Hi, I’m in my first year being a software engineer. The first month on my work I’m very excited on learning new things and is enthusiastic on everything even though there are loads of work. But then I came to the point I can no longer concentrate on what I’m doing, I feel so depressed and tired going to work. I hate my boss because he’s being unfair to us. Our company is a startup. I understand that we have to make sacrifices because we lack of resources (financially and manpower). We only have 2 programmers(including me) and we have so many clients. I do the website, ppt presentation, demonstration to client, scoping, database designing, coding, testing and deploying. I also do support and documentation. I even accept calls from clients. We modify the software based on clients requirements, for example an ERP system and should deploy it in 2 months. Is it only me that feels like it is not possible given all the work I had to do? It’s not easy to divert from one thing to another especially if they’re not somewhat related. Our boss would like us to divide our time on different projects, (50% - ERP in php, 20% - another system in java, 5%- documentation, etc.). Do you think it is possible?

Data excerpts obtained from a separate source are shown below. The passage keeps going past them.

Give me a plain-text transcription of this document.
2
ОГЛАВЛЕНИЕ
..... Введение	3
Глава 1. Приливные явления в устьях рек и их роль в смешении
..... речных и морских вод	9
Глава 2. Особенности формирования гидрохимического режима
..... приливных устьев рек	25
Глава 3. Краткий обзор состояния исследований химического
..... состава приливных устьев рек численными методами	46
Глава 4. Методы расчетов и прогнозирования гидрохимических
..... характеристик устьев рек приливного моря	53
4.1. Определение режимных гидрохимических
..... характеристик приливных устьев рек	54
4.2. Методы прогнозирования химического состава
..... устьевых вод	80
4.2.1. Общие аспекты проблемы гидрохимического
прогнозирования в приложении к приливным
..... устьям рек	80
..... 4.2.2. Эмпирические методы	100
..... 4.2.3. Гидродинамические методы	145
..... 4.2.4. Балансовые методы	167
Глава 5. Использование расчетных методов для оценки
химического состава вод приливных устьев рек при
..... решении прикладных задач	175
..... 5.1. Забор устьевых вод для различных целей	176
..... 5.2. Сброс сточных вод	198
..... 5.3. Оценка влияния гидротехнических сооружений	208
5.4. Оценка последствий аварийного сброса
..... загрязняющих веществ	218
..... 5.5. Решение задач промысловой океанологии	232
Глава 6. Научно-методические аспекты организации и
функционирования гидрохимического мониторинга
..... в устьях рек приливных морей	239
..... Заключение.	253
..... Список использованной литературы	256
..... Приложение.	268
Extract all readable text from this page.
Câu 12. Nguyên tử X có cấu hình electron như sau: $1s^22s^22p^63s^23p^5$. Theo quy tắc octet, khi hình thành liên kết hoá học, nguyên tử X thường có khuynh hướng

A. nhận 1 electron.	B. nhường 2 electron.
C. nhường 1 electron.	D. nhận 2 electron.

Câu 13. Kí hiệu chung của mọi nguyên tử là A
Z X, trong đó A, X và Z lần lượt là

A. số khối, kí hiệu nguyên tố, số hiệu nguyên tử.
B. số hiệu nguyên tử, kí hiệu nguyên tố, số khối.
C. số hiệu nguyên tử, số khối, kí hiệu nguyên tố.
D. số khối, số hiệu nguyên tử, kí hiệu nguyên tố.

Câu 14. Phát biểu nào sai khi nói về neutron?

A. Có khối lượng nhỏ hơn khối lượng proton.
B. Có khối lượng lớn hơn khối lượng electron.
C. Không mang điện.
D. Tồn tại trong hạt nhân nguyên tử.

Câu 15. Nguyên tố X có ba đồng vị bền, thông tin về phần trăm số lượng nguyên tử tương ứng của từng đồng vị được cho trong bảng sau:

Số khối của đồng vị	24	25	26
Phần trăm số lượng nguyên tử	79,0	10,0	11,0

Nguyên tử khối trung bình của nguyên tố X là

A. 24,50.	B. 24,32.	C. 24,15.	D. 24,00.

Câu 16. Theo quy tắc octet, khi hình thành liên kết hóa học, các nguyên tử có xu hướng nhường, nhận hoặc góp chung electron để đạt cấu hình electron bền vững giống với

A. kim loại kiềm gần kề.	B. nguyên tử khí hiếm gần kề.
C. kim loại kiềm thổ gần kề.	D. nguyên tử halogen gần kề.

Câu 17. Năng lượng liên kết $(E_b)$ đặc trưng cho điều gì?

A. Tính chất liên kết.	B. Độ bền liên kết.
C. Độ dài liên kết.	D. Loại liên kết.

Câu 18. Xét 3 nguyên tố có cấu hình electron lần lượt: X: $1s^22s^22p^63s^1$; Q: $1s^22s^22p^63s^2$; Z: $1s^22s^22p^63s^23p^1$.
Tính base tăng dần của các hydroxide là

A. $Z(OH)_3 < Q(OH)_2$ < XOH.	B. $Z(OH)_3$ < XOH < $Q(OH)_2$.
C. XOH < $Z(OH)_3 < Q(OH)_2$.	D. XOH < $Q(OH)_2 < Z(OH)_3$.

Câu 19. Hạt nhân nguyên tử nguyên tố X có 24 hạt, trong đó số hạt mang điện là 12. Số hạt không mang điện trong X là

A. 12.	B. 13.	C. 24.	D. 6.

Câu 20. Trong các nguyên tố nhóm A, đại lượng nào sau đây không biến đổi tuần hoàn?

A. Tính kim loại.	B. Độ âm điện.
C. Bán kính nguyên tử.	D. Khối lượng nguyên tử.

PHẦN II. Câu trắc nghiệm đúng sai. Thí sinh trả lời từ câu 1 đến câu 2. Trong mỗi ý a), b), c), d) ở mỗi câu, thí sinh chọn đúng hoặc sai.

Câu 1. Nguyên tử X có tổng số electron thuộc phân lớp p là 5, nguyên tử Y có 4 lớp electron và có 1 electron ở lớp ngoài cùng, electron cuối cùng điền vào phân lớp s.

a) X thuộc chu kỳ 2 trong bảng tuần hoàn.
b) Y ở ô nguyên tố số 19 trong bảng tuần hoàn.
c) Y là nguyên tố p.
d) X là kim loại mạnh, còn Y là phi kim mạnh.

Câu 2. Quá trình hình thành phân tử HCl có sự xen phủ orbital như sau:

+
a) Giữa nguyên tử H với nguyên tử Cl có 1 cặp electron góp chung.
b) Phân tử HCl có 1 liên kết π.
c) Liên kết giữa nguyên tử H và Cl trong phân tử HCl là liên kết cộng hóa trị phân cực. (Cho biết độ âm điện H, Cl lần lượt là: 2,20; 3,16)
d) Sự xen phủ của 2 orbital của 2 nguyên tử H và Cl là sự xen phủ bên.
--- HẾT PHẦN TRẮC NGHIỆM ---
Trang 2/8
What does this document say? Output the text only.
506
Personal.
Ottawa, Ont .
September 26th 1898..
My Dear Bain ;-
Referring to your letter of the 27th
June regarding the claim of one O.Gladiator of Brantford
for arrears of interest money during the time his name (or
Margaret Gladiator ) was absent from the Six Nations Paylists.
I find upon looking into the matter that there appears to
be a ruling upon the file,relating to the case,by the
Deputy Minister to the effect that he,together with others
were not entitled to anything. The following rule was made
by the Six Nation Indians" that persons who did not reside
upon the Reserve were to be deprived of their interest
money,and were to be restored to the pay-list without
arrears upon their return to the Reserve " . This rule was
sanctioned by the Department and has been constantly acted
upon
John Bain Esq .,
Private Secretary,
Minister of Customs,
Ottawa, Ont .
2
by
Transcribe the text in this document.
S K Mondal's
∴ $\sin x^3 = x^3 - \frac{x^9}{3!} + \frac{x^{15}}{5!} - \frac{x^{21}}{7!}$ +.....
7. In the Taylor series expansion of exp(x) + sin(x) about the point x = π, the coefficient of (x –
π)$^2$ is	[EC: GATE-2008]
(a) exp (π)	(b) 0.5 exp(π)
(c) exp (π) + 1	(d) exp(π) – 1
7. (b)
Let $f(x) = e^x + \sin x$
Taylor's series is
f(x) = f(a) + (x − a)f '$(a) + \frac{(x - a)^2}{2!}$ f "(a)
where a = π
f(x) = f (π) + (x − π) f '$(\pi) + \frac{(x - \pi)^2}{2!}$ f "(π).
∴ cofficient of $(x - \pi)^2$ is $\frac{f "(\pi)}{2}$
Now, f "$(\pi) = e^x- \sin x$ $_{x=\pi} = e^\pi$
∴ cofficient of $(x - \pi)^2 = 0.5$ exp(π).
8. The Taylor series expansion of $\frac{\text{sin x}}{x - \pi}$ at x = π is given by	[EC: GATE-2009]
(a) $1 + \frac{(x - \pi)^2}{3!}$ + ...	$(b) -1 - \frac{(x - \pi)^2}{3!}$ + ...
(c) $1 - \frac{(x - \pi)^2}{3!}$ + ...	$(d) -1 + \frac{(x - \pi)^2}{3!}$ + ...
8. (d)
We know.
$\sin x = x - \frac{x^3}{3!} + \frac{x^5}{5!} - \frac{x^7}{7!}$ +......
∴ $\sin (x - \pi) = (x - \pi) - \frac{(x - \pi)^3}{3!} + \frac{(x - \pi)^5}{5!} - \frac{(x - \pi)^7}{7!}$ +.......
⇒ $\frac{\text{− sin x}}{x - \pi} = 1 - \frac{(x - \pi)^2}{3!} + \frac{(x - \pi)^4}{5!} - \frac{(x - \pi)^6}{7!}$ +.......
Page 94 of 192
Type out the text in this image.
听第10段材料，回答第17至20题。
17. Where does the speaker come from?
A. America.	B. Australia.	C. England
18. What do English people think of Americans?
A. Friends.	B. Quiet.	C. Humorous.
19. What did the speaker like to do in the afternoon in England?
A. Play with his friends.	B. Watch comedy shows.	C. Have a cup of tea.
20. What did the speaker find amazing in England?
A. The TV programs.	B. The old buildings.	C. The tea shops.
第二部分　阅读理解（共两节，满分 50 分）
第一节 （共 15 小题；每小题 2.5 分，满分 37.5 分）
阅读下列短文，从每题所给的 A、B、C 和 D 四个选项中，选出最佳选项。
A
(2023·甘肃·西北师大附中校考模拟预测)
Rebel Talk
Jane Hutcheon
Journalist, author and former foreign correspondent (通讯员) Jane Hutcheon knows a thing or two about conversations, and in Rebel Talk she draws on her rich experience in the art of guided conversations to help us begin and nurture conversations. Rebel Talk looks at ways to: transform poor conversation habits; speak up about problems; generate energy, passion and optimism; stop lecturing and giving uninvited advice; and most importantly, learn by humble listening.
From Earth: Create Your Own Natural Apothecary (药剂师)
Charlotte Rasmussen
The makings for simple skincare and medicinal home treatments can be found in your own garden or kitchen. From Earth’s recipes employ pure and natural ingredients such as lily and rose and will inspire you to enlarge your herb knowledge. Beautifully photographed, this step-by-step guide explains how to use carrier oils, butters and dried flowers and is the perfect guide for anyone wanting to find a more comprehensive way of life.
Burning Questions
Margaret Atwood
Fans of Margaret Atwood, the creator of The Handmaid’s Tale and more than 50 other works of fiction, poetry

Another thing I hate, whenever we go outside to eat and while waiting for our food to be served, our boss only talked about the work. During our lunchtime, he’ll come to our table and ask about work.
My salary range is 427 - 430 us dollar (converted from peso) per month. It is low compared to other company/software engineers. Everytime I think all of this, I just wanted to resign. But I feel guilty. Some of my colleagues are good and close to me, the work is just 1 hr from our home. What should I do? All I do is talk to the other programmer and share my disappointments. He feels the same way too.